COMPLETE - NEW EDITION - FULL ENGLISH TRANSLATION - WITH INTRODUCION
Three Contributions to the Theory of Sex
Essays on the Theory of Sexuality
Second Edition
By
Sigmund Freud
Vienna
Authorized Translation By A.A. Brill
Clinical Assistant, Department Of Psychiatry And Neurology, Columbia University; ASSISTANT IN Mental Diseases, Bellevue Hospital; Assistant Visiting Physician, Hospital For Nervous DISEASES
With Introduction By James J. Putnam
Three Essays on the Theory of Sexuality, sometimes titled Three Contributions to the Theory of Sex, is a 1905 work by Sigmund Freud which advanced his theory of sexuality, in particular its relation to childhood.
The Three Essays underwent a series of rewritings and additions over a twenty-year succession of editions -- changes which expanded its size by one half, from 80 to 120 pages. The sections on the sexual theories of children and on pregenitality only appeared in 1915, for example, while such central terms as castration complex or penis envy were also later additions.
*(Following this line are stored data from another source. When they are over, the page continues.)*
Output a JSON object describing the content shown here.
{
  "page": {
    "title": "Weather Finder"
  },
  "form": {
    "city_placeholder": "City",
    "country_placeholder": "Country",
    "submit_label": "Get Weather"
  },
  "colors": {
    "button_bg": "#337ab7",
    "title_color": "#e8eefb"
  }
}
As Freud himself conceded in 1923, the result was that "it may often have happened that what was old and what was more recent did not admit of being merged into an entirely uncontradictory whole", so that, whereas at first "the accent was on a portrayal of the fundamental difference between the sexual life of children and of adults", subsequently "we were able to recognize the far-reaching approximation of the final outcome of sexuality in children (in about the fifth year) to the definitive form taken by it in adults".
Jacques Lacan considered such a process of change as evidence of the way that "Freud's thought is the most perennially open to revision...a thought in motion".